Zeytin

Bu topraklarda düne kadar zeytin hep şiiri, aşkı, yaşamı, yaşama tutunmayı, umudu anımsattı. Kim bilmez ki, Bedri Rahmi Eyüboğlu’nun sitem şiirindeki dizeleri Kim yazmaz kim okumaz ki zeytin gözlü sevgiliye bu yılları aşıp gelen şiiri:

“Önde zeytin ağaçları arkasında yar

Sene 1946

Mevsim Sonbahar

Önde zeytin ağaçları neyleyim neyleyim

Dalları neyleyim.

Yar yollarına dökülmedik dilleri Neyleyim.”

Kimi Karadenizli şiir yazar, kimi ülkeye başbakan olduğu yıllarda “kitap okumam arkadaşlarım romanın özetini çıkarıp verir” deme cesaretini gösterir.

İnsan düşünür bir romanın özeti nasıl olur?

O güçlü, güçsüz, tembel kişiyi özette nasıl betimler?

Satır aralarındaki aşkı nasıl anlatır ya da o ölümsüz kurgudan insan kendini yoksun bırakır mı?

Zeytin ağaçlarından şiir yazan Karadenizli’den zeytin ağaçlarının kesimine izin veren Karadenizli döneminde bir şafak ansızın zeytin ağaçları yerinden sökülür…

Oysa her şafak bir umuttur, bir sevdanın başlangıcı, bir projenin ışığı, bir yolculukta yola düşen ışıktır.

Şafaklara uyanmak, şafaklar saymak bu ülkede bolluğun, bereketin, özelemin, umudun adıdır.

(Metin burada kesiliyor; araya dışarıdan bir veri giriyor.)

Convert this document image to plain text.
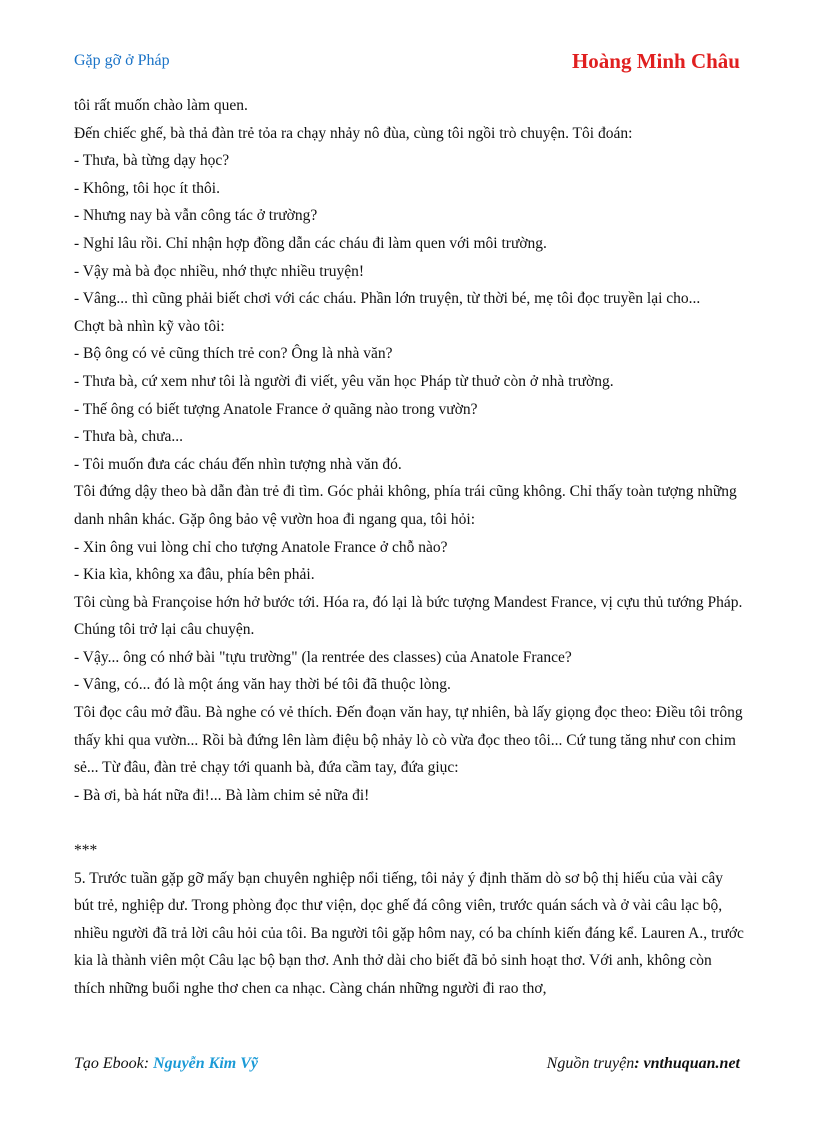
Gặp gỡ ở Pháp	Hoàng Minh Châu

tôi rất muốn chào làm quen.

Đến chiếc ghế, bà thả đàn trẻ tỏa ra chạy nhảy nô đùa, cùng tôi ngồi trò chuyện. Tôi đoán:

- Thưa, bà từng dạy học?

- Không, tôi học ít thôi.

- Nhưng nay bà vẫn công tác ở trường?

- Nghỉ lâu rồi. Chỉ nhận hợp đồng dẫn các cháu đi làm quen với môi trường.

- Vậy mà bà đọc nhiều, nhớ thực nhiều truyện!

- Vâng... thì cũng phải biết chơi với các cháu. Phần lớn truyện, từ thời bé, mẹ tôi đọc truyền lại cho...

Chợt bà nhìn kỹ vào tôi:

- Bộ ông có vẻ cũng thích trẻ con? Ông là nhà văn?

- Thưa bà, cứ xem như tôi là người đi viết, yêu văn học Pháp từ thuở còn ở nhà trường.

- Thế ông có biết tượng Anatole France ở quãng nào trong vườn?

- Thưa bà, chưa...

- Tôi muốn đưa các cháu đến nhìn tượng nhà văn đó.

Tôi đứng dậy theo bà dẫn đàn trẻ đi tìm. Góc phải không, phía trái cũng không. Chỉ thấy toàn tượng những danh nhân khác. Gặp ông bảo vệ vườn hoa đi ngang qua, tôi hỏi:

- Xin ông vui lòng chỉ cho tượng Anatole France ở chỗ nào?

- Kia kìa, không xa đâu, phía bên phải.

Tôi cùng bà Françoise hớn hở bước tới. Hóa ra, đó lại là bức tượng Mandest France, vị cựu thủ tướng Pháp.

Chúng tôi trở lại câu chuyện.

- Vậy... ông có nhớ bài "tựu trường" (la rentrée des classes) của Anatole France?

- Vâng, có... đó là một áng văn hay thời bé tôi đã thuộc lòng.

Tôi đọc câu mở đầu. Bà nghe có vẻ thích. Đến đoạn văn hay, tự nhiên, bà lấy giọng đọc theo: Điều tôi trông thấy khi qua vườn... Rồi bà đứng lên làm điệu bộ nhảy lò cò vừa đọc theo tôi... Cứ tung tăng như con chim sẻ... Từ đâu, đàn trẻ chạy tới quanh bà, đứa cầm tay, đứa giục:

- Bà ơi, bà hát nữa đi!... Bà làm chim sẻ nữa đi!

***

5. Trước tuần gặp gỡ mấy bạn chuyên nghiệp nổi tiếng, tôi nảy ý định thăm dò sơ bộ thị hiếu của vài cây bút trẻ, nghiệp dư. Trong phòng đọc thư viện, dọc ghế đá công viên, trước quán sách và ở vài câu lạc bộ, nhiều người đã trả lời câu hỏi của tôi. Ba người tôi gặp hôm nay, có ba chính kiến đáng kể. Lauren A., trước kia là thành viên một Câu lạc bộ bạn thơ. Anh thở dài cho biết đã bỏ sinh hoạt thơ. Với anh, không còn thích những buổi nghe thơ chen ca nhạc. Càng chán những người đi rao thơ,

Tạo Ebook: Nguyễn Kim Vỹ	Nguồn truyện: vnthuquan.net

Bir şafak vakti toprağından sökülen, hoyratça savrulan zeytin ağaçlarının katliamı yürekleri yangın yerine dönüştürür…

Soma’nın Yırcalı köyünden  şafakta sökülen zeytinler sofralardaki zeytinin tadını kaçırır, boğazlar düğümlenir.

Ne zeytin yasası?

Ne atadan dededen kalan zeytinlerin korunması düpe düz bir katliam gözleri karartır.

Köylülerin bazılarının üretimden uzak küçük maaşlarla sosyal güvenlik adına bu katliamın güvenlikçisi olmaya özenmeleri bir başka aymazlıktır.

Akıl almaz, aymaz bir yönetim yaşamın her alanına, her kesimine, her sınıfına yansır olan yılların zeytin ağaçlarına olur.

Çünkü ne şiirlerin süsü, ne yeryüzünün ilk ağacı olması, ne sevgilinin gözünden ötürü ‘Zeytinim’ tanımı akıllara gelmez çünkü kar hırsı, kolay zengin olma düşü, ülkeyi çoraklaştıran yöneticilerin akıl tutulması ve hoyratça altı bin zeytinin yok edilerek insanların umutlarının söndürülmesidir.

Şiirin dizesindeki “Seni kara saplı bir bıçak gibi sineme sapladılar” misali köylüler haklı isyanla direnirler…

“Değirmen misali döner başım/

Sevda değil bu bir hışım/

Gel gör beni darmadağın/

Tel tel çözülüp kalmışım./

Canımın çekirdeğinde diken/

Gözümün bebeğinde sitem var”

Yine gündem binlerce zeytin ağacını acımasızca kesmek…

Bir Ege pazarında zeytin aldığım yazmalı kadının sözleri zihnimde, yüzü gönlümde kaldı:

Bir kadının pazarda ürettiği zeytini satmasına sevindim.

Ayaküstü söyleştik:

Zeytin sizin tarlanızın mı soruma; “Evimin bahçesindeki zeytin ağaçlarının bu zeytinler. Üç çocuğu bu ağaçlar sayesinde büyüttüm. Zeytinin zeytini, yağı, sabunu evimizin gelir kaynağı oldu. Kimselere muhtaç olmadık. Onlara gözüm gibi baktım. Onlar benim çocuklarım oldu. Güz aylarında denizden karaya esen rüzgar ile zeytin ağaç- larına mantar bulaşır. Bu mantar zeytinin terini giderir, acısını alır. Zeytin olgunlaşır, yenmeye hazır olur. Toplarız ve satarız. Ondan bizim zeytinin tadı başkadır. Hem benim bahçemin zeytinleri suyun öte yakasındaki insanlardan kaldı. Zeytinlerimi severken; bakarken; yerken bu ağaçları dikenlere hep dua ederim. Haklarını helal etsinler.”

Helali, haramı karıştıranlar nereden bilsin zeytin ülkenin gururu; barışın simgesi, umudun ağacıdır?